Demographics and diversity of Simian Foamy Virus
25 May 2013, by ErickChris and I have working hard for the past year with the groups of primatologist Lisa Jones-Engel (featured in the book Spillover) and virologist Maxine Linial, doing sequence analysis of Simian foamy virus (SFV). Recently the first paper about that work came out. Foamy viruses are retroviruses that have been shown to be transmitted from nonhuman primates to humans; they are not nearly as well understood as lentiviruses such as HIV. Lisa led several sampling trips to Bangladesh, where simian foamy virus (SFV) is ubiquitous among rhesus macaques. These macaques sometimes bite and infect humans. Maxine’s lab amplified and sequenced a portion of the proviral gag gene from all SFV-positive macaques; microsatellite sites were sequenced from the macaques to infer population structure.

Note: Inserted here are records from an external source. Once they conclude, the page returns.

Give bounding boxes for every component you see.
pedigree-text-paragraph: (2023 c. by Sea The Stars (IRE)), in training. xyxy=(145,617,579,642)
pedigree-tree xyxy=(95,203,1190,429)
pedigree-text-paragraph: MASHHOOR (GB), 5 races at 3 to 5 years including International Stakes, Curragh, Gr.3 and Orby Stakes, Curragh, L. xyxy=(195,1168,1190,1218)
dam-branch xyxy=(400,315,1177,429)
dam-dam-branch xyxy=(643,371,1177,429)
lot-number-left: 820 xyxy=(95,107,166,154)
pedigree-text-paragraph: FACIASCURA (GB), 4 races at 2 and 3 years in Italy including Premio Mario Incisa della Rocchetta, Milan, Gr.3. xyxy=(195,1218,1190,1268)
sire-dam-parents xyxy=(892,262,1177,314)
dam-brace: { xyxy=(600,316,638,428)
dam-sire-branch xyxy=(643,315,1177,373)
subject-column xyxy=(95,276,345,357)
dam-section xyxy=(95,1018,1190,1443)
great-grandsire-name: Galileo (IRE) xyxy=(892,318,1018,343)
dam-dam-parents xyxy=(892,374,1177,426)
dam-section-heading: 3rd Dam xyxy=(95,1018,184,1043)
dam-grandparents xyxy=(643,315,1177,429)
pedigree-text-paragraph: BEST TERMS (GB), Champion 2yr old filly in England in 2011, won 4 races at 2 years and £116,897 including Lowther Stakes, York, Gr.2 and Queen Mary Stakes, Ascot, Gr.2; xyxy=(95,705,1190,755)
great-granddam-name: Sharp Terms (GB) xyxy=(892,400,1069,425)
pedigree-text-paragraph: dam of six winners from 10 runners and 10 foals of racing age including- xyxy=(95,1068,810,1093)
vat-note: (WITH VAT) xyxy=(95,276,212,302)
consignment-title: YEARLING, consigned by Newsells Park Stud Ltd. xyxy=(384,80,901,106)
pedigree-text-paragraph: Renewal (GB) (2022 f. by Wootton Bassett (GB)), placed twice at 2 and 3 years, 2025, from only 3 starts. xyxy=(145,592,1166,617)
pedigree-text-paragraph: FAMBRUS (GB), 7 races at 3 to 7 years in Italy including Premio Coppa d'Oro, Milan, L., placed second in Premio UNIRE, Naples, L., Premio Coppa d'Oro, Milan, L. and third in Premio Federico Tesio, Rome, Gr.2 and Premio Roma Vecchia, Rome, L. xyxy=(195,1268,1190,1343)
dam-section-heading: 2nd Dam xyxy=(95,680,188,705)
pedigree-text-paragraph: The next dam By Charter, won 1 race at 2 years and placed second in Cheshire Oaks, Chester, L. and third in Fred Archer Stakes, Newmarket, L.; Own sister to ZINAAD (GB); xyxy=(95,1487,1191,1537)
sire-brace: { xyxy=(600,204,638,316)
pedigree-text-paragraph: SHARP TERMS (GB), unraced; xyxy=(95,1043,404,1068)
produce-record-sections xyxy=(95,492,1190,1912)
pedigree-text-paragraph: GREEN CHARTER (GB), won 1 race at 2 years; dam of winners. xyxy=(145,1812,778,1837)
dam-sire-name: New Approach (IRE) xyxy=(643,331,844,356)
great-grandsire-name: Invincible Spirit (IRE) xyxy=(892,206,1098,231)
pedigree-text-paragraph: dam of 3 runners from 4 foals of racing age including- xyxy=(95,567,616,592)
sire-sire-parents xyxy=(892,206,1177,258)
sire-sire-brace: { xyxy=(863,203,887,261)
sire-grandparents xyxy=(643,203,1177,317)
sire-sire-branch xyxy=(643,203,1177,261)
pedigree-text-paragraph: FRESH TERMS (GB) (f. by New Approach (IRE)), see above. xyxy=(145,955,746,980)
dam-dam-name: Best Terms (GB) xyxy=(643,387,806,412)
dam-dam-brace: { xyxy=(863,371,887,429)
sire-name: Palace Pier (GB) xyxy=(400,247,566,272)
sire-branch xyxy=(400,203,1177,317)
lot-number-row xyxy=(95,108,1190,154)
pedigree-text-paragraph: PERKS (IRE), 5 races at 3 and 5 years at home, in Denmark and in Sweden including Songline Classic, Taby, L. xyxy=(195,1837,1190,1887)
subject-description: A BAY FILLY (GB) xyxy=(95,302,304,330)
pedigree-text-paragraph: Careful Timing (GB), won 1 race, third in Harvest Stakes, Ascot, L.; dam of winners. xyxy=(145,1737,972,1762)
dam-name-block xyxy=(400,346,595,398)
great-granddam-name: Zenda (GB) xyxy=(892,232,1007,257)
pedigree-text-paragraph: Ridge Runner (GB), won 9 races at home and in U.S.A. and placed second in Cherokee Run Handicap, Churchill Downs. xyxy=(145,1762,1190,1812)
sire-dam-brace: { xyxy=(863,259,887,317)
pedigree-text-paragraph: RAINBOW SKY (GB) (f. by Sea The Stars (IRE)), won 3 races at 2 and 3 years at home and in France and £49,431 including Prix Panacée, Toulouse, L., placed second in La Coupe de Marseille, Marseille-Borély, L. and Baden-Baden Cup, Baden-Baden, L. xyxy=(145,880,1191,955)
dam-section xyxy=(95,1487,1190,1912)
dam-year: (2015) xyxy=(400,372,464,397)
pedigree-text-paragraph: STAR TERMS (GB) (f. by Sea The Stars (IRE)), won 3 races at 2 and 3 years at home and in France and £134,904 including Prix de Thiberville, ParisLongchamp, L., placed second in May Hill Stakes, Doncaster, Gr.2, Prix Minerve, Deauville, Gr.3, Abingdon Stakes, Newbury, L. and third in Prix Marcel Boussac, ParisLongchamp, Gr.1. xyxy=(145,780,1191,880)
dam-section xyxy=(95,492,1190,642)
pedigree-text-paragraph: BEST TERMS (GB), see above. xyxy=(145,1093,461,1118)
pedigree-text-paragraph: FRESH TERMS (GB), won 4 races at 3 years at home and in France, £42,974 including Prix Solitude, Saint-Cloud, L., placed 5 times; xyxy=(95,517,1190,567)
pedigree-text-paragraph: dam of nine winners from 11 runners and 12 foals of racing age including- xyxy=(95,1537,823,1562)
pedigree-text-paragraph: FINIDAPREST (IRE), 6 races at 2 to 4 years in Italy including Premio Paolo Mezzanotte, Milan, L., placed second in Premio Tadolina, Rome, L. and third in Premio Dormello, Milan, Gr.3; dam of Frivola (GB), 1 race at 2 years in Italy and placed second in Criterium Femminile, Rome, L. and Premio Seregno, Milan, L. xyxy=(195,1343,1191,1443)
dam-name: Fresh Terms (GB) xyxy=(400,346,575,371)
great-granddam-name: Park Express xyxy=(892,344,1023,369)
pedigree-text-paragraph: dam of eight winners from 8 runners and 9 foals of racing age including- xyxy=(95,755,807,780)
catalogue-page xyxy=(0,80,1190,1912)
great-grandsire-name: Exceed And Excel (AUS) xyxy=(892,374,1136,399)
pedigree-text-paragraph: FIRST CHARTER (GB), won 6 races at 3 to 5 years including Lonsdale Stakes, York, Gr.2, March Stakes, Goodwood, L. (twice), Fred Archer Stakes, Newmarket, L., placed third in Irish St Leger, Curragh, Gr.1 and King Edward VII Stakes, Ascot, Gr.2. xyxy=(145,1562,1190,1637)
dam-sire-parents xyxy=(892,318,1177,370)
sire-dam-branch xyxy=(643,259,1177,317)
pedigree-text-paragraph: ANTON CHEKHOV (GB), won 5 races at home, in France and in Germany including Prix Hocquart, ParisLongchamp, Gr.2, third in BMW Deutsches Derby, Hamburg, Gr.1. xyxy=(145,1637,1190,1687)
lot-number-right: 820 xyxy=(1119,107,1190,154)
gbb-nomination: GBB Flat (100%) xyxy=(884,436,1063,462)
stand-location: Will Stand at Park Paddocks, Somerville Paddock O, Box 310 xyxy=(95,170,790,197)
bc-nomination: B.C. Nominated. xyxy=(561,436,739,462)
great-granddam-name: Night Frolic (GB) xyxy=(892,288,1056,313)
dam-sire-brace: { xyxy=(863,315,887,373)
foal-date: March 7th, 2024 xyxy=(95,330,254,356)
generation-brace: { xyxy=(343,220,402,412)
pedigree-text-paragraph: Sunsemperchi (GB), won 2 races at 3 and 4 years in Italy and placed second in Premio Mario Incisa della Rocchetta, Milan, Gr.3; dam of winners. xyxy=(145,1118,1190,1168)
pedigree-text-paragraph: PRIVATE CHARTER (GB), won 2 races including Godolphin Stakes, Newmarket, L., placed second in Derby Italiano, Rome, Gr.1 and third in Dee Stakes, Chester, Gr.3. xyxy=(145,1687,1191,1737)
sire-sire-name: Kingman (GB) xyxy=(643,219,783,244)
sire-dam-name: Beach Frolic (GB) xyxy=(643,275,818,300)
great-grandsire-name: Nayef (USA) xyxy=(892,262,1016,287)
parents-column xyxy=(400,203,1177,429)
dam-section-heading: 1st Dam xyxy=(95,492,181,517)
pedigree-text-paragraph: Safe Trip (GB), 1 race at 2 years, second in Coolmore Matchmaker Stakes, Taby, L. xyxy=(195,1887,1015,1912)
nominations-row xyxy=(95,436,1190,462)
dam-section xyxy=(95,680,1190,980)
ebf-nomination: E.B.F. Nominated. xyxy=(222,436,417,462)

Our results are well summarized by the image to the right (click on it to get an enormous SVG version). Each sampled monkey gets its own column. Row E specifies the color used for the corresponding sampling location, and the names (e.g. Bormi) are the names of the sampling locations. Just below, F shows the results of the microsatellite sequencing put through Prichard’s STRUCTURE program, showing that most of the monkeys within a region are genetically homogeneous, although some (e.g. Dhokola) appear to be more of a mixture. A phylogeny showed significant grouping of the viral sequences, which was formalized by a clustering analysis to define strains; these strains form the rows of section G. Generally, each location had a single characteristic strain, although Bormi had two strains (two shades of red), and Naryanganj had a mix of strains from other regions, as well as recombinant viruses. The performing monkeys also had lots of different viral strains, including recombinants. The top column shows pairwise distances for all pairs of sequences from a given macaque, which peaks when a macaque is infected with more than one strain. It was exciting to make some new observations– monkeys infected with multiple strains hadn’t been seen before, nor recombinant SFV. This was the first paper of several, and the following ones will look at the corresponding human data.